Implications for demyelinating disease and nerve repair
The discovery that CD34-positive McSCs retain neural crest–like properties and can generate myelin suggests a previously unrecognized source of cells with therapeutic relevance for demyelinating conditions. If analogous CD34-positive McSCs are present in human hair follicles, they could become an accessible, autologous cell source for developing treatments for diseases such as multiple sclerosis and for promoting recovery after traumatic nerve injury.

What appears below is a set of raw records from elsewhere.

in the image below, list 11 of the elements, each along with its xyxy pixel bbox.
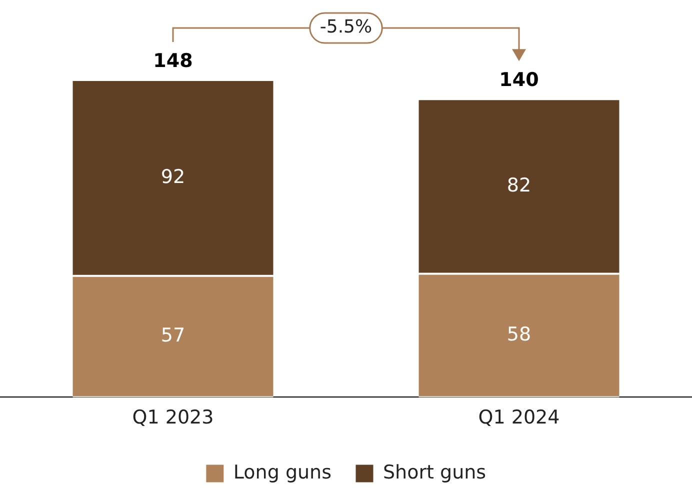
data-label: 57 [160, 324, 186, 346]
text: -5.5% [320, 16, 372, 38]
legend-label: Long guns [233, 461, 332, 484]
data-label: 58 [506, 323, 532, 346]
data-label: 92 [160, 166, 186, 188]
x-tick-label: Q1 2023 [132, 406, 214, 429]
total-label: 148 [153, 50, 193, 72]
legend-label: Short guns [382, 461, 486, 484]
total-label: 140 [499, 69, 539, 92]
data-label: 82 [506, 174, 532, 196]
x-tick-label: Q1 2024 [478, 406, 560, 429]
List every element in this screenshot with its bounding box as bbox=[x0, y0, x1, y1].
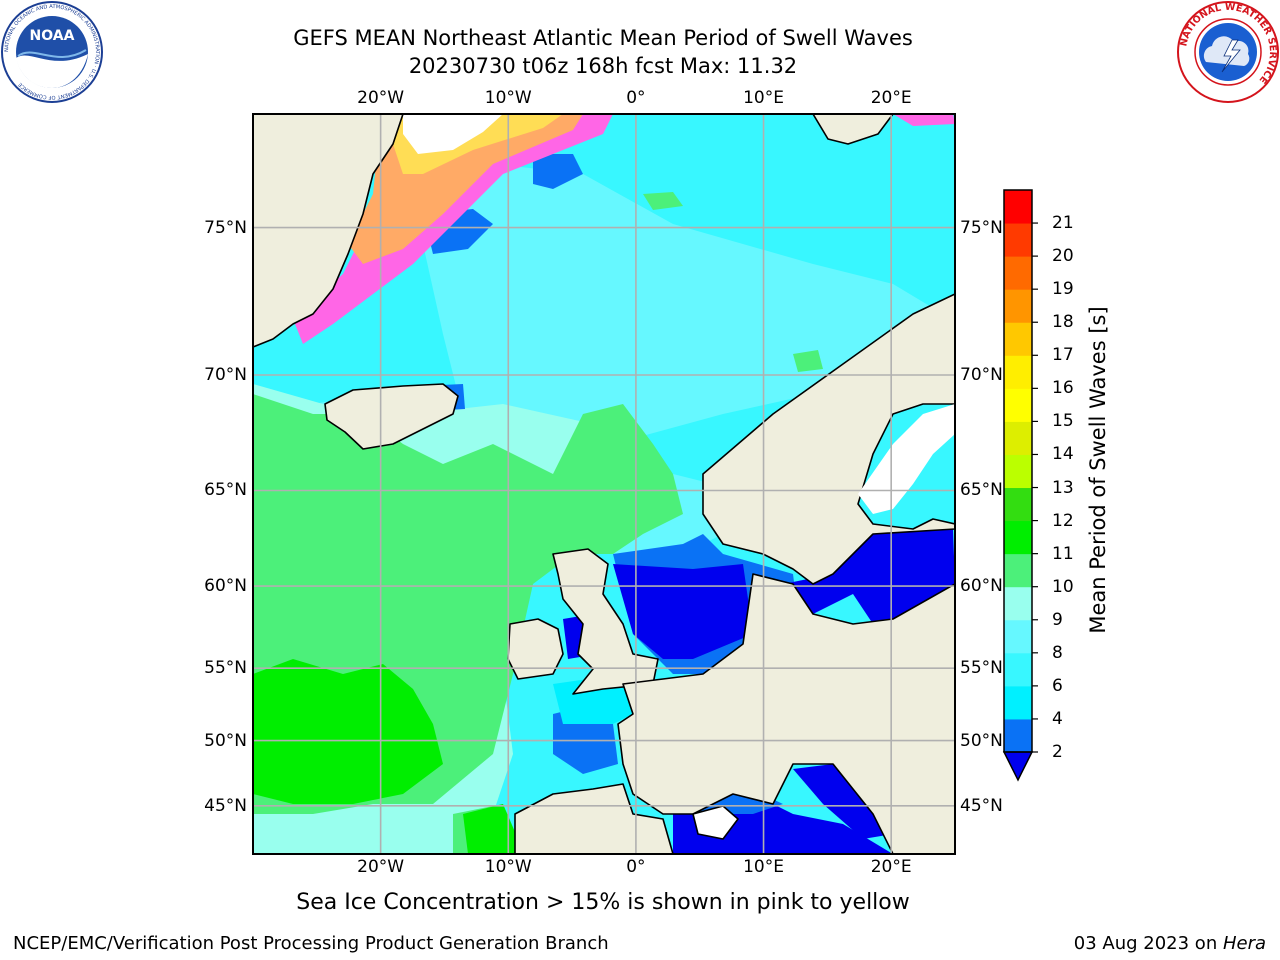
sea-ice-overlay bbox=[293, 114, 955, 344]
lon-tick-label-bottom: 20°W bbox=[357, 857, 405, 877]
colorbar-tick-label: 19 bbox=[1052, 279, 1074, 300]
colorbar-tick-label: 20 bbox=[1052, 246, 1074, 267]
swell-zone-under2-adriatic bbox=[793, 764, 893, 839]
greenland bbox=[253, 114, 404, 348]
lat-tick-label-right: 75°N bbox=[960, 217, 1003, 238]
colorbar-tick-label: 13 bbox=[1052, 477, 1074, 498]
colorbar-band bbox=[1004, 388, 1032, 422]
swell-zone-9-10s-norway-patch bbox=[793, 350, 823, 372]
colorbar-tick-label: 11 bbox=[1052, 543, 1074, 564]
lat-tick-label-left: 60°N bbox=[204, 576, 247, 597]
lat-tick-label-right: 45°N bbox=[960, 795, 1003, 816]
lat-tick-label-right: 65°N bbox=[960, 480, 1003, 501]
colorbar-label: Mean Period of Swell Waves [s] bbox=[1086, 306, 1110, 634]
gulf-of-bothnia-unfilled bbox=[858, 404, 955, 514]
sea-ice-note: Sea Ice Concentration > 15% is shown in … bbox=[296, 890, 910, 915]
lat-tick-label-left: 45°N bbox=[204, 795, 247, 816]
colorbar-under-extension bbox=[1002, 751, 1034, 782]
colorbar-band bbox=[1004, 718, 1032, 753]
lon-tick-label-top: 20°E bbox=[870, 88, 912, 108]
colorbar-band bbox=[1004, 355, 1032, 389]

The authors plan to expand this work to determine whether these cells can improve functional recovery after neuronal injury and to use genome-wide data from this study to identify similar cell populations in human skin.
Funding and disclosures
This research received support from NIH/NIAMS R01 grant 1R01AR064810, the U.S. Department of Health & Human Services; a VA Merit Award BX002582 from the Office of Research & Development, United States Department of Veterans Affairs; funds from the Dean’s Office at the University of Maryland School of Medicine; and the Baltimore Research and Education Foundation, VA Maryland Health Care System. The funders did not influence study design, data collection and analysis, the decision to publish, or manuscript preparation. The authors report no competing financial interests.
About the research
The study, titled “CD34 defines melanocyte stem cell subpopulations with distinct regenerative properties,” used Dct-H2BGFP mice and fluorescence-activated cell sorting (FACS) to separate bulge/lower permanent portion (LPP) CD34-positive McSCs from CD34-negative McSCs in the secondary hair germ (SHG) region during telogen. Genome-wide expression profiling revealed that CD34-negative McSCs express higher levels of melanocyte differentiation genes, while CD34-positive McSCs exhibit a transcriptional program more consistent with neural crest stem cells. Functionally, CD34-negative McSCs favored pigmentation regeneration, whereas CD34-positive McSCs selectively demonstrated the ability to myelinate neurons both in culture and in animal models. These findings identify CD34-positive McSCs as a promising cellular resource for in vivo myelination strategies and potential therapeutic development for demyelinating diseases and nerve injuries.